As if a childhood storybook character had sprung alive and traveled to the Elm City, Clifford the Big Red Dog made an appearance at City Hall Wednesday afternoon.
The costumed dog, a well-known figure in children’s books, stood next to Mayor Toni Harp during her press conference announcing a neighborhood canvass this coming Saturday to improve children’s literacy across the city. New Haven volunteers will walk from door to door in the city’s Newhallville neighborhood, distributing books and informational pamphlets about literacy resources. The program is the Elm City’s version of President Obama’s “My Brother’s Keeper” initiative, which aims to break down community barriers through personal interactions, according to Harp.
“We know from experience that neighborhood canvassing works because neighbors feel [closer] after being reached person to person,” Harp said at the press conference.
Scholastic Corporation, a children’s publishing company, and New Haven Reads, a nonprofit that aims to increase community literacy by offering free books and tutoring, have donated roughly 700 books for the upcoming event this weekend, said Jason Bartlett, the director of youth services for New Haven. Working with New Haven Public Schools, City Hall identified some 300 families to whom they would like to distribute the books, hoping to increase this canvas’s impact. During past canvasses, City Hall has only been able to reach out to around 150 families, Bartlett added.
Volunteers will meet at Lincoln-Bassett Elementary School at 9 a.m. on Saturday and will begin canvassing shortly after Harp addresses the crowd at 10 a.m.
The event on Saturday is the sixth time in the past year the city has formally organized a neighborhood canvas. Following a slew of shootings in spring 2014, Harp called a neighborhood meeting at which participants resolved to knock on doors and engage in anti-violence messages, Bartlett told the News.
These neighborhood canvasses have focused on more than just violence prevention. Volunteers have also devoted time to informing residents of educational resources, Bartlett added. These initiatives caught the attention of Obama, who commended Harp’s neighborhood outreach in a January 2015 speech to the U.S. Conference of Mayors.
“We’re working with Newhallville and Byrne grants to make Newhallville a vibrant and safe community. This is very much about bringing our community together,” Bartlett said at the press conference. “This is the first time we are addressing literacy.”
The canvas on Saturday seeks to help narrow Connecticut’s literacy gap by focusing on a neighborhood in New Haven with historically low student literacy rates.
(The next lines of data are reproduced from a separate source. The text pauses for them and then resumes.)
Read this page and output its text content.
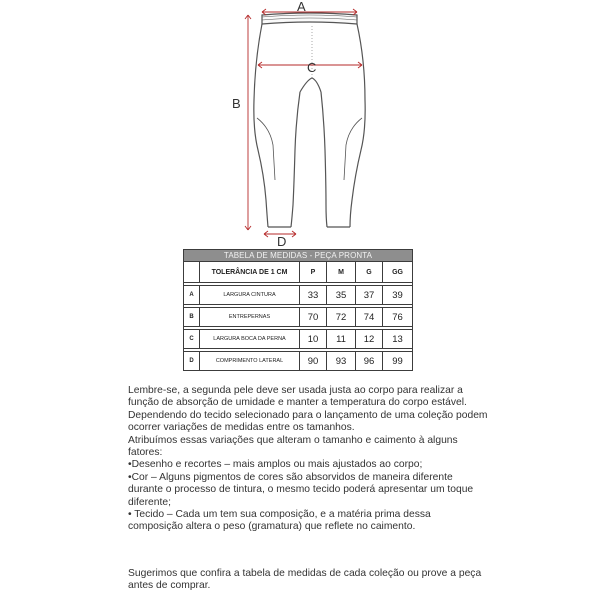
A
B
C
D
TABELA DE MEDIDAS - PEÇA PRONTA					
	TOLERÂNCIA DE 1 CM	P	M	G	GG

A	LARGURA CINTURA	33	35	37	39

B	ENTREPERNAS	70	72	74	76

C	LARGURA BOCA DA PERNA	10	11	12	13

D	COMPRIMENTO LATERAL	90	93	96	99

Lembre-se, a segunda pele deve ser usada justa ao corpo para realizar a função de absorção de umidade e manter a temperatura do corpo estável.

Dependendo do tecido selecionado para o lançamento de uma coleção podem ocorrer variações de medidas entre os tamanhos.

Atribuímos essas variações que alteram o tamanho e caimento à alguns fatores:

•Desenho e recortes – mais amplos ou mais ajustados ao corpo;

•Cor – Alguns pigmentos de cores são absorvidos de maneira diferente durante o processo de tintura, o mesmo tecido poderá apresentar um toque diferente;

• Tecido – Cada um tem sua composição, e a matéria prima dessa composição altera o peso (gramatura) que reflete no caimento.

Sugerimos que confira a tabela de medidas de cada coleção ou prove a peça antes de comprar.
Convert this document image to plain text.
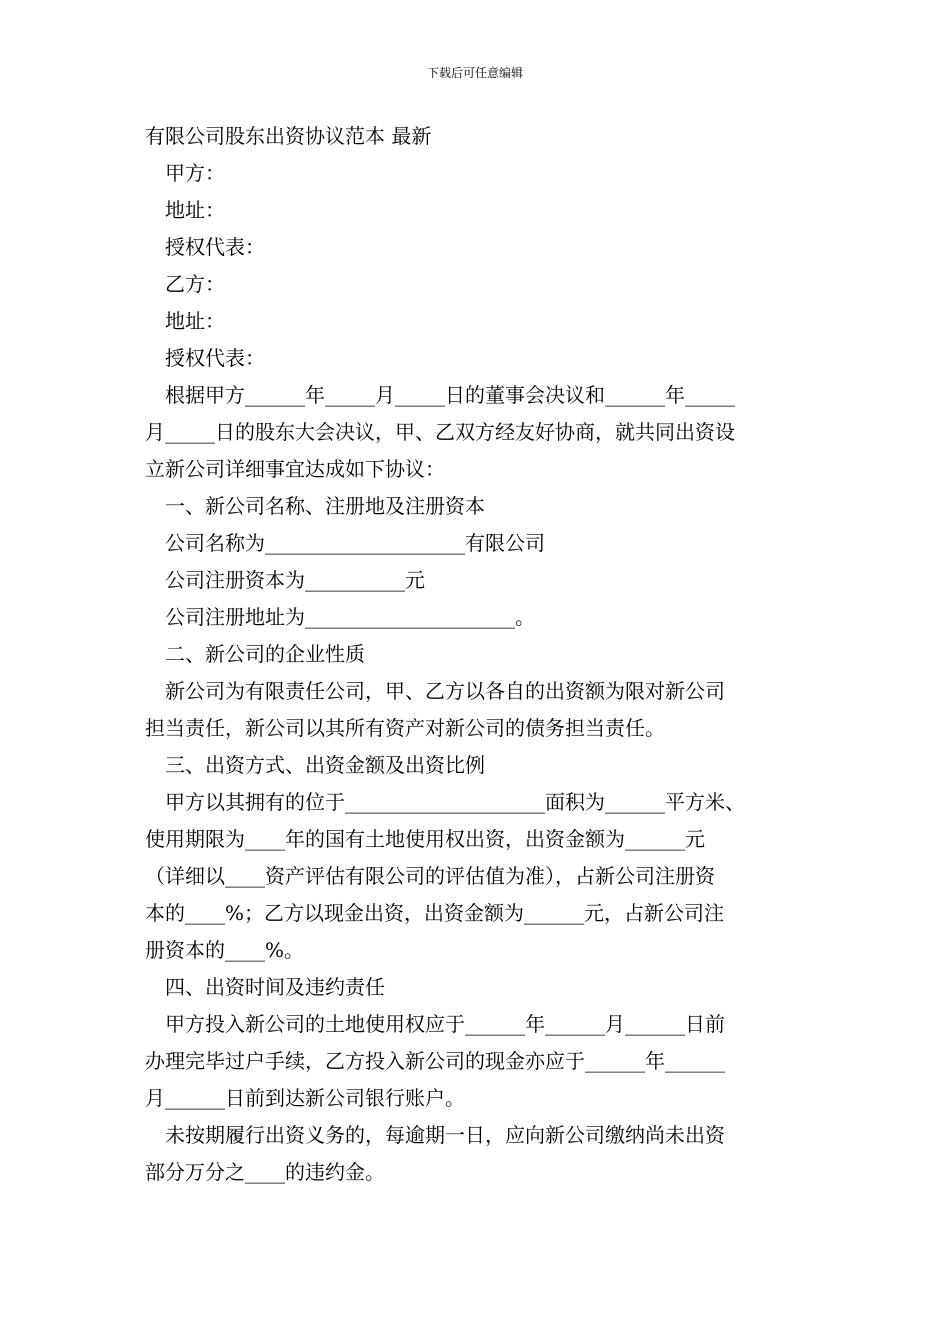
下载后可任意编辑
有限公司股东出资协议范本 最新
甲方：
地址：
授权代表：
乙方：
地址：
授权代表：
根据甲方______年_____月_____日的董事会决议和______年_____
月_____日的股东大会决议，甲、乙双方经友好协商，就共同出资设
立新公司详细事宜达成如下协议：
一、新公司名称、注册地及注册资本
公司名称为____________________有限公司
公司注册资本为__________元
公司注册地址为_____________________。
二、新公司的企业性质
新公司为有限责任公司，甲、乙方以各自的出资额为限对新公司
担当责任，新公司以其所有资产对新公司的债务担当责任。
三、出资方式、出资金额及出资比例
甲方以其拥有的位于____________________面积为______平方米、
使用期限为____年的国有土地使用权出资，出资金额为______元
（详细以____资产评估有限公司的评估值为准），占新公司注册资
本的____%；乙方以现金出资，出资金额为______元，占新公司注
册资本的____%。
四、出资时间及违约责任
甲方投入新公司的土地使用权应于______年______月______日前
办理完毕过户手续，乙方投入新公司的现金亦应于______年______
月______日前到达新公司银行账户。
未按期履行出资义务的，每逾期一日，应向新公司缴纳尚未出资
部分万分之____的违约金。
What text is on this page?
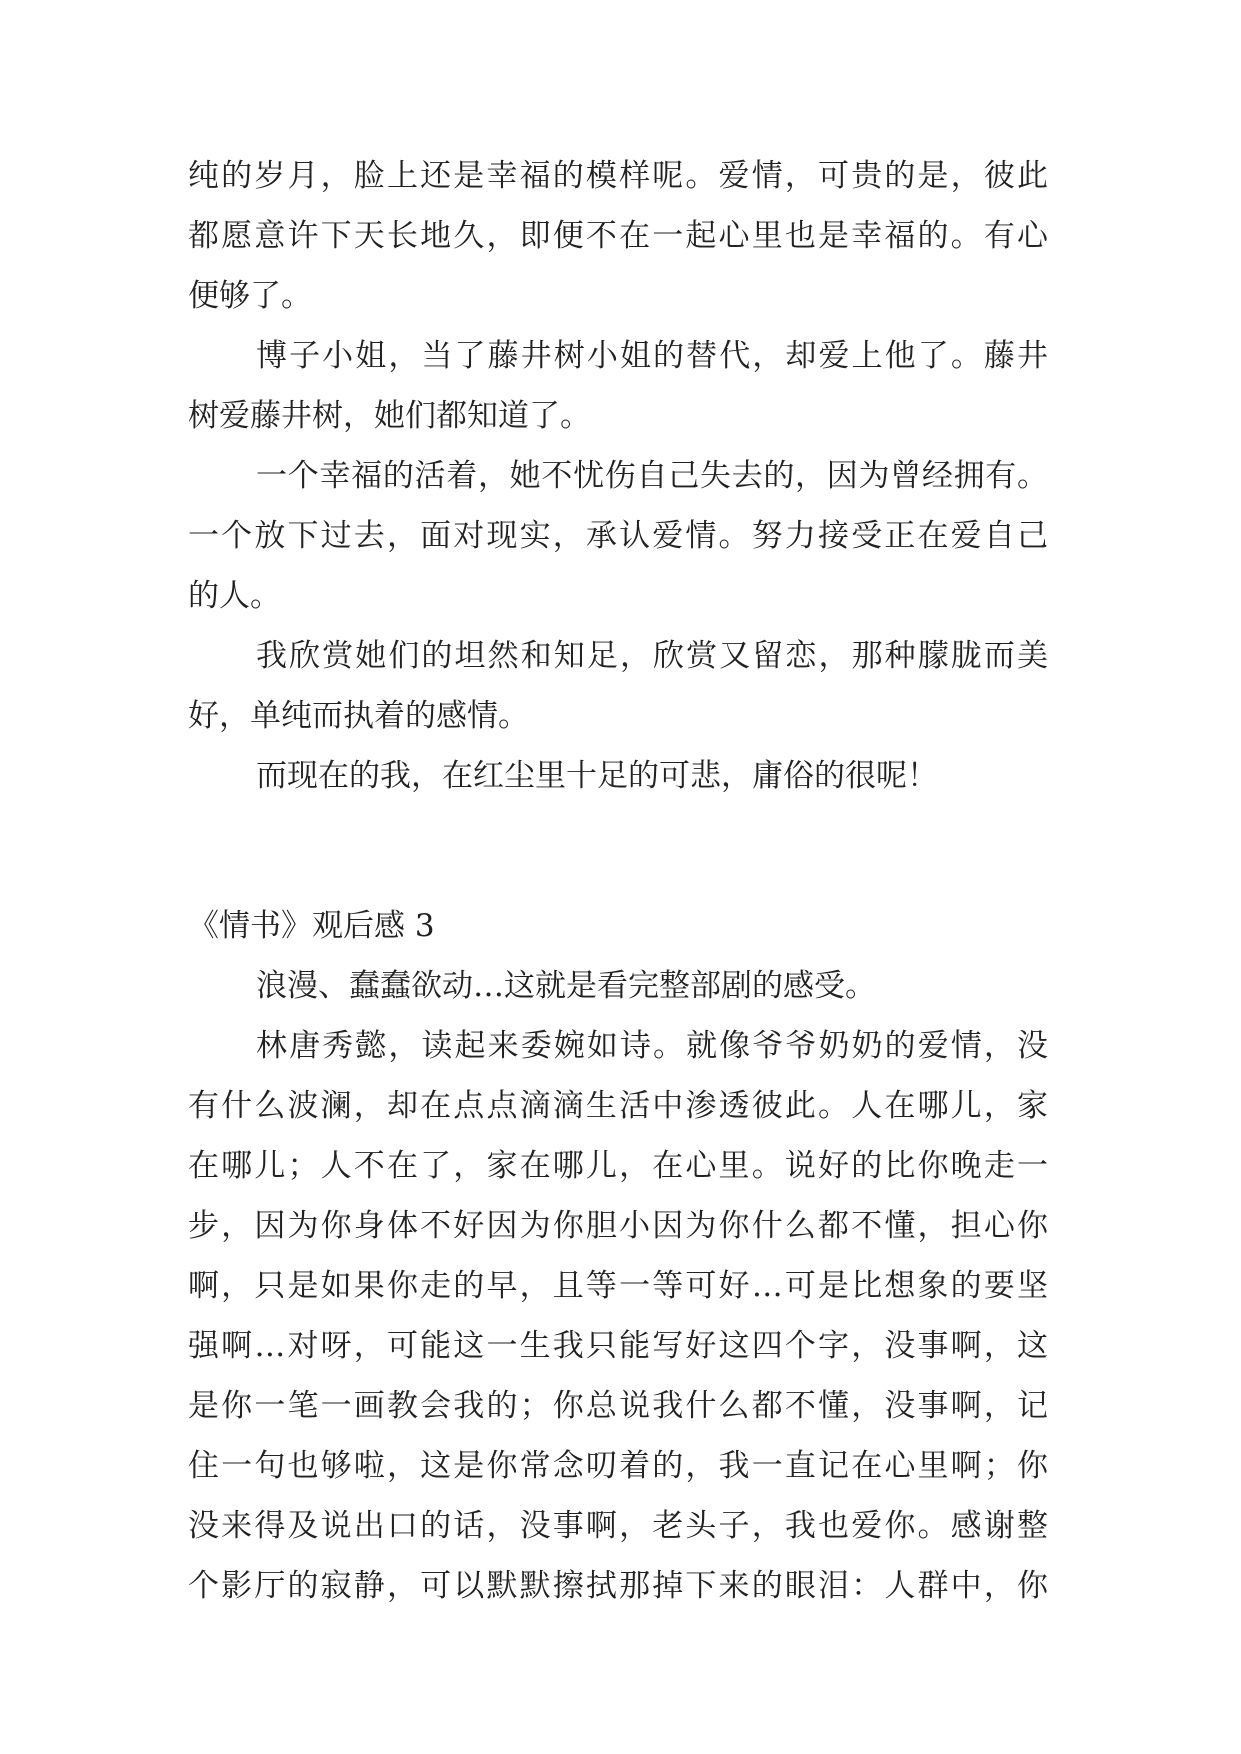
纯的岁月，脸上还是幸福的模样呢。爱情，可贵的是，彼此
都愿意许下天长地久，即便不在一起心里也是幸福的。有心
便够了。
博子小姐，当了藤井树小姐的替代，却爱上他了。藤井
树爱藤井树，她们都知道了。
一个幸福的活着，她不忧伤自己失去的，因为曾经拥有。
一个放下过去，面对现实，承认爱情。努力接受正在爱自己
的人。
我欣赏她们的坦然和知足，欣赏又留恋，那种朦胧而美
好，单纯而执着的感情。
而现在的我，在红尘里十足的可悲，庸俗的很呢！
《情书》观后感 3
浪漫、蠢蠢欲动…这就是看完整部剧的感受。
林唐秀懿，读起来委婉如诗。就像爷爷奶奶的爱情，没
有什么波澜，却在点点滴滴生活中渗透彼此。人在哪儿，家
在哪儿；人不在了，家在哪儿，在心里。说好的比你晚走一
步，因为你身体不好因为你胆小因为你什么都不懂，担心你
啊，只是如果你走的早，且等一等可好…可是比想象的要坚
强啊…对呀，可能这一生我只能写好这四个字，没事啊，这
是你一笔一画教会我的；你总说我什么都不懂，没事啊，记
住一句也够啦，这是你常念叨着的，我一直记在心里啊；你
没来得及说出口的话，没事啊，老头子，我也爱你。感谢整
个影厅的寂静，可以默默擦拭那掉下来的眼泪：人群中，你
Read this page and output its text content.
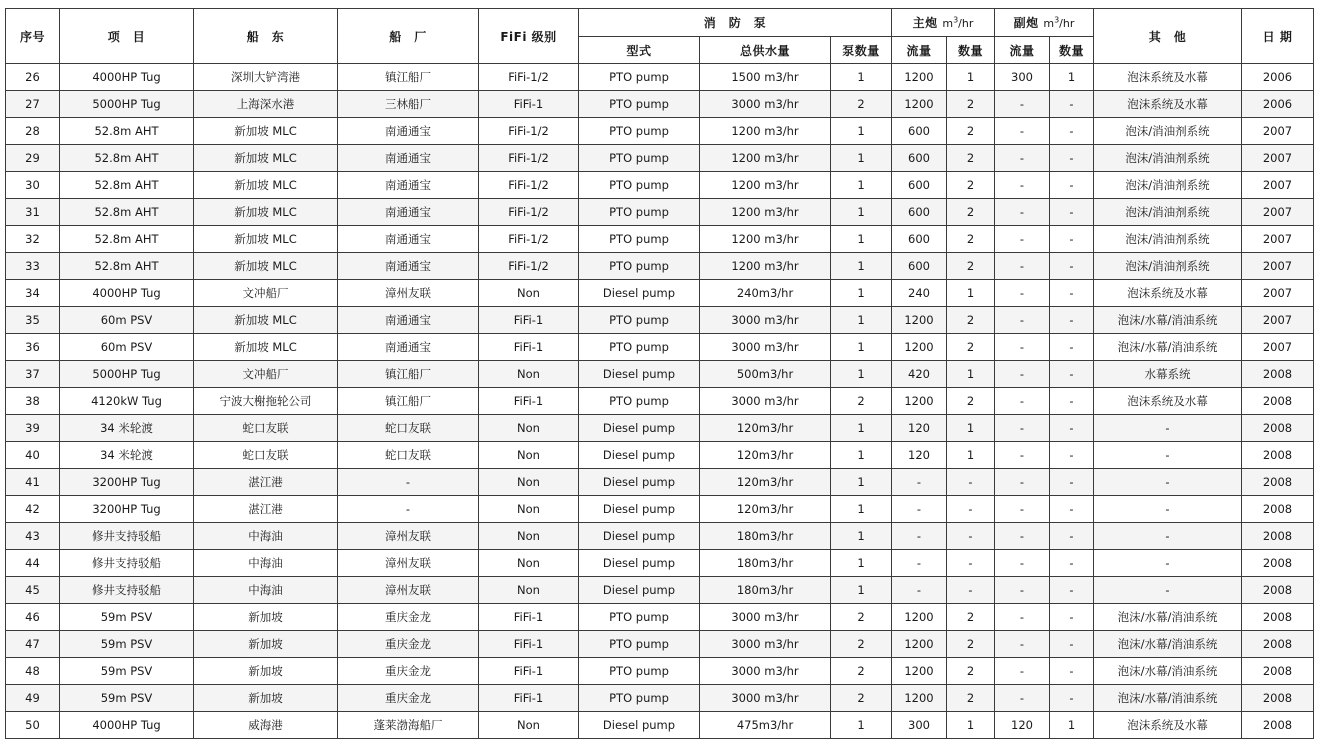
序号	项　目	船　东	船　厂	FiFi 级别	消　防　泵			主炮 $m^3/hr$		副炮 $m^3/hr$		其　他	日 期
					型式	总供水量	泵数量	流量	数量	流量	数量		
26	4000HP Tug	深圳大铲湾港	镇江船厂	FiFi-1/2	PTO pump	1500 m3/hr	1	1200	1	300	1	泡沫系统及水幕	2006
27	5000HP Tug	上海深水港	三林船厂	FiFi-1	PTO pump	3000 m3/hr	2	1200	2	-	-	泡沫系统及水幕	2006
28	52.8m AHT	新加坡 MLC	南通通宝	FiFi-1/2	PTO pump	1200 m3/hr	1	600	2	-	-	泡沫/消油剂系统	2007
29	52.8m AHT	新加坡 MLC	南通通宝	FiFi-1/2	PTO pump	1200 m3/hr	1	600	2	-	-	泡沫/消油剂系统	2007
30	52.8m AHT	新加坡 MLC	南通通宝	FiFi-1/2	PTO pump	1200 m3/hr	1	600	2	-	-	泡沫/消油剂系统	2007
31	52.8m AHT	新加坡 MLC	南通通宝	FiFi-1/2	PTO pump	1200 m3/hr	1	600	2	-	-	泡沫/消油剂系统	2007
32	52.8m AHT	新加坡 MLC	南通通宝	FiFi-1/2	PTO pump	1200 m3/hr	1	600	2	-	-	泡沫/消油剂系统	2007
33	52.8m AHT	新加坡 MLC	南通通宝	FiFi-1/2	PTO pump	1200 m3/hr	1	600	2	-	-	泡沫/消油剂系统	2007
34	4000HP Tug	文冲船厂	漳州友联	Non	Diesel pump	240m3/hr	1	240	1	-	-	泡沫系统及水幕	2007
35	60m PSV	新加坡 MLC	南通通宝	FiFi-1	PTO pump	3000 m3/hr	1	1200	2	-	-	泡沫/水幕/消油系统	2007
36	60m PSV	新加坡 MLC	南通通宝	FiFi-1	PTO pump	3000 m3/hr	1	1200	2	-	-	泡沫/水幕/消油系统	2007
37	5000HP Tug	文冲船厂	镇江船厂	Non	Diesel pump	500m3/hr	1	420	1	-	-	水幕系统	2008
38	4120kW Tug	宁波大榭拖轮公司	镇江船厂	FiFi-1	PTO pump	3000 m3/hr	2	1200	2	-	-	泡沫系统及水幕	2008
39	34 米轮渡	蛇口友联	蛇口友联	Non	Diesel pump	120m3/hr	1	120	1	-	-	-	2008
40	34 米轮渡	蛇口友联	蛇口友联	Non	Diesel pump	120m3/hr	1	120	1	-	-	-	2008
41	3200HP Tug	湛江港	-	Non	Diesel pump	120m3/hr	1	-	-	-	-	-	2008
42	3200HP Tug	湛江港	-	Non	Diesel pump	120m3/hr	1	-	-	-	-	-	2008
43	修井支持驳船	中海油	漳州友联	Non	Diesel pump	180m3/hr	1	-	-	-	-	-	2008
44	修井支持驳船	中海油	漳州友联	Non	Diesel pump	180m3/hr	1	-	-	-	-	-	2008
45	修井支持驳船	中海油	漳州友联	Non	Diesel pump	180m3/hr	1	-	-	-	-	-	2008
46	59m PSV	新加坡	重庆金龙	FiFi-1	PTO pump	3000 m3/hr	2	1200	2	-	-	泡沫/水幕/消油系统	2008
47	59m PSV	新加坡	重庆金龙	FiFi-1	PTO pump	3000 m3/hr	2	1200	2	-	-	泡沫/水幕/消油系统	2008
48	59m PSV	新加坡	重庆金龙	FiFi-1	PTO pump	3000 m3/hr	2	1200	2	-	-	泡沫/水幕/消油系统	2008
49	59m PSV	新加坡	重庆金龙	FiFi-1	PTO pump	3000 m3/hr	2	1200	2	-	-	泡沫/水幕/消油系统	2008
50	4000HP Tug	威海港	蓬莱渤海船厂	Non	Diesel pump	475m3/hr	1	300	1	120	1	泡沫系统及水幕	2008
In 2013, 57 percent of Connecticut fourth graders tested below proficient, according to a report released by the Kids Count Data Center — a nonprofit that collects and publishes data on students across the U.S. The report also found that, of those who were found to be below proficient in their reading ability, around half of those students showed reading skills lower than the most basic standards.
Tony Nelson, the northeast coordinator of Fathers In Education, a national non-profit aiming to get fathers involved in improving childhood literacy, said the percent of students testing below proficiency in Connecticut is much higher for African-American students. He added that a strong correlation exists between fourth grade reading levels and future high school graduation and incarceration rates.
“In previous years only around 40 percent of students are on track to their personal goals,” New Haven Public Schools superintendent Garth Harries ’95 said. “Now it is around 60 percent after the last few years, but it is only 60 percent.”
In addition to books and information about literacy resources, the volunteers will also distribute pamphlets discouraging bullying and poor school attendance. City Librarian Martha Brogan added that she would love to slip a few library card applications into each packet.